Chose peu commune pour un premier roman, Maurice Nadeau consacre quatre articles à Éducation européenne en 1945.

Le 31 août, il publie une longue chronique élogieuse dans Combat : "[...] S'il ne fait pas de doute que demain le nom de Romain Gary et de son roman Éducation européenne soient sur toutes les lèvres, c'est qu'il n'a pas écrit un roman de résistance, mais « le » roman de la Résistance, ou plus exactement, puisque ce vocable a déjà pris un sens étroit, il a écrit l'histoire de la lutte des peuples opprimés d'Europe sous la schlague fasciste, et ce, en un ouvrage qui ne compte pas deux cents pages, ce qui montre en passant qu'une fresque de cette ampleur et de cette importance n'a pas besoin des eaux du roman-fleuve bavard tout juste propres à l'y noyer [...]".

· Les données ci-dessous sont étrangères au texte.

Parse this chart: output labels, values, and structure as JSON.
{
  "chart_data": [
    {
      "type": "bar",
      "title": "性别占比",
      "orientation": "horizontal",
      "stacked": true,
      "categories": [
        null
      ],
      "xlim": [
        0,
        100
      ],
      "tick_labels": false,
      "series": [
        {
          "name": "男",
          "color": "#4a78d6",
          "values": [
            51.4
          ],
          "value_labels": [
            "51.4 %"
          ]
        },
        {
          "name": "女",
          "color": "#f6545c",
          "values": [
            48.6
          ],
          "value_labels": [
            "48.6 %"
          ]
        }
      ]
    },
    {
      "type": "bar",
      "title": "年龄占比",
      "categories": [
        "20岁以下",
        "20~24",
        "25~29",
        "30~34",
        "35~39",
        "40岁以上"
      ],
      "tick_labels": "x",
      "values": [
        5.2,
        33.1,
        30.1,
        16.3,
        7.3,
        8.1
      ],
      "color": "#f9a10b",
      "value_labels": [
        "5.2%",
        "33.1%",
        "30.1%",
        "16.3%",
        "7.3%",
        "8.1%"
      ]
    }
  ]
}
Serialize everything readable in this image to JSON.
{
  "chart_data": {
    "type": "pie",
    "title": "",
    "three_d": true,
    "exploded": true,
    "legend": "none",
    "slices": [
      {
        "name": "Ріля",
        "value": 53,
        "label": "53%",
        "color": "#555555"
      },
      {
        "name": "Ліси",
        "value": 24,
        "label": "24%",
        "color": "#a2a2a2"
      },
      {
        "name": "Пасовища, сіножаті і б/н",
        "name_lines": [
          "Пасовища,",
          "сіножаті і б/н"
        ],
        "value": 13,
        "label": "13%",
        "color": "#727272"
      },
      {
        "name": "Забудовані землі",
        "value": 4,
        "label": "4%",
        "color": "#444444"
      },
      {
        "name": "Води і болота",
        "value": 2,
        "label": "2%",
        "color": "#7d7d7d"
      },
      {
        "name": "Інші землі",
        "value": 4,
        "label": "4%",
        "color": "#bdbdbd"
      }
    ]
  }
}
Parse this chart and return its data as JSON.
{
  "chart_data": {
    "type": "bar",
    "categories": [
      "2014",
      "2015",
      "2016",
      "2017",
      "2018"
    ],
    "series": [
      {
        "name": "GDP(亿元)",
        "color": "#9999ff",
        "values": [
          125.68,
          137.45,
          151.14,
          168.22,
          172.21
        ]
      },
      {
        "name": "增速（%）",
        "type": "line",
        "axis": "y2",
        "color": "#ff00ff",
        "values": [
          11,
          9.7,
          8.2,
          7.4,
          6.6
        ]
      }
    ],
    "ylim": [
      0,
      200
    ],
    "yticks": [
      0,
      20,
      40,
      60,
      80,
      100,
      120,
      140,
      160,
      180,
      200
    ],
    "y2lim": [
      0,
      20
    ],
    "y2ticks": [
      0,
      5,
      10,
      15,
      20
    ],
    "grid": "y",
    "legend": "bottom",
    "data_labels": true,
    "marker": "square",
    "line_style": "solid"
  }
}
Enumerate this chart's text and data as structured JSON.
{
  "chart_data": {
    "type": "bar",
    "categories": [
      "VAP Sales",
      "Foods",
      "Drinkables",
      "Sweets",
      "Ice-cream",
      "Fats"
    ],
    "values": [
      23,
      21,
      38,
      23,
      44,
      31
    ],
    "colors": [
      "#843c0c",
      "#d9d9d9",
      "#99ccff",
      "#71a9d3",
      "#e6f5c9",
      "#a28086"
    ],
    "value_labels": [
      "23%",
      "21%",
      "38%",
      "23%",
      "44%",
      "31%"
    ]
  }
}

Les 7 et 8 septembre toujours dans Combat, Nadeau publie l'interview de Romain Gary effectuée immédiatement après que le Prix des Critiques lui ait été décerné, à six voix contre quatre pour André Dhôtel pour Les Rues dans l'Aurore, et livre un portrait du "lauréat qui ignore l'existentialisme" : "J'adore Malraux, me dit-il, et Camus. Il y a chez Camus une violence dans l'amour de la vie. On me dit qu'il est pris ici pour un désespéré un "défaitiste"...".

Le 10 novembre, il donne son dernier article dans Terre des hommes : " [...] Je le rassure, je lui dis que son livre est bon, qu'il a su parler de la Résistance, qu'elle soit polonaise ou française, l'engagement était le même, avec une hauteur de vues et une pitié humaine qui font disparaître le thème étroit derrière la lutte des hommes acharnés contre un mauvais destin [...]".